Recherche publique et débat citoyen sur les biotechnologies. C’était le thème de mon intervention lors d’un colloque au Collège de France, organisé vendredi dernier par Paul Colonna, titulaire d’une chaire annuelle.
Le thème de ce colloque était « Les biotechnologies vertes et blanches Enjeux environnementaux et défis technologiques ». Après une journée et demie consacrée aux volets scientifiques et techniques du sujet, se tenait une scéance sur le volet sociétal. Pierre-Benoit Joly, (sociologue à l’INRA) et Gérard Bonhoure ( Inspecteur général de Sciences de la Vie et de la Terre) s’exprimaient sur les controverses sociétales et l’éducation.
Suivait une table ronde intitulée : « La recherche publique apporte-elle les connaissances suffisantes dans le domaine des biotechnologies pour éclairer les choix des citoyens et les décisions des politiques ? » à laquelle j’étais invité.
Voici ci-dessous mon propos tenu en début de discussion, avec quelques ajouts.
Avant d’aborder tel ou tel cas, voire l’incroyable pataquès qui a secoué le Haut conseil des biotechnologies il y a peu, avec l’explosion en vol de son Comité économique, éthique et social, peut-être convient-il de se demander si cette manière de poser la question – en termes de connaissances – est la meilleure.
La plupart des scientifiques ont tendance à répondre par l’affirmative, en assimilant une approche rationnelle des choix politiques, ou du débat entre citoyens et entre ceux-ci et leurs élus, à un simple partage de connaissances, lesquelles seraient bien sûr apportées par eux-mêmes. Dès lors que ce partage des connaissances aurait lieu, alors le débat serait posé en termes rationnels, et la décision prise, de ce fait, le serait elle aussi.
Cette vision est, à mon avis, une illusion. Pas seulement parce que l’approche rationnelle des citoyens ne se fonde pas nécessairement sur la connaissance des faits issus des sciences. Elle peut parfaitement, et à raison, se fonder sur leur expérience de l’exercice du pouvoir politique, économique et médiatique et considérer que cette expérience fonde rationnellement une réaction de méfiance ou de refus d’usages nouveaux de technologies dont les mécanismes et les effets sont peu connus puisque nouveaux. Ils nous ont menti sur l’amiante, pourquoi nous diraient-ils la vérité sur les transgènes végétaux ? La question et l’attitude sont tout à fait rationnels. Mais allons plus loin et évoquons deux raisons complémentaires et plus radicales encore qui détruisent cette illusion.

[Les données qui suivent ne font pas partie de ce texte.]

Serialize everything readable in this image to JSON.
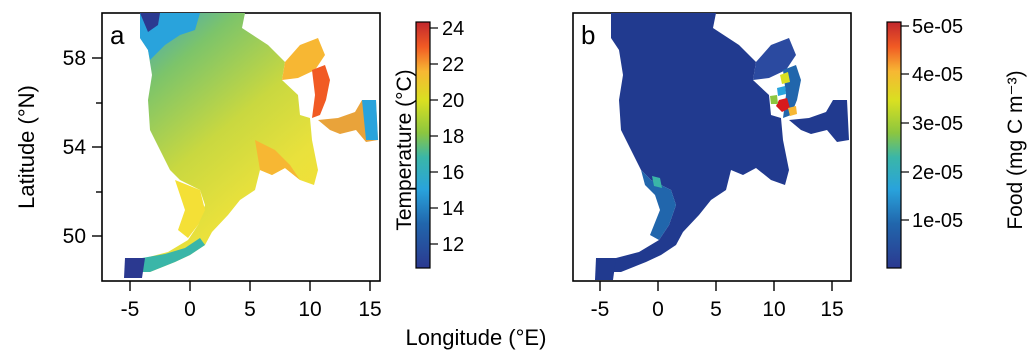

► Tout d’abord, le partage des connaissances, au sens du savoir accumulé mais aussi des questions identifiées comme sans réponse à un instant donné, est une illusion. Cette affirmation que certains jugeront brutale n’a en réalité rien de méprisant et ne vise pas particulièrement les citoyens ne disposant pas d’une formation initiale de haut niveau.
La science contemporaine ne constitue pas seulement, tant par ses réponses que par ses questions identifiées, un volume très difficilement synthétisable et assimilable par les citoyens comme par les responsables politiques, elle se construit au prix d’une spécialisation de plus en plus étroite qui rend très délicat le partage des connaissances à l’intérieur même du système scientifique.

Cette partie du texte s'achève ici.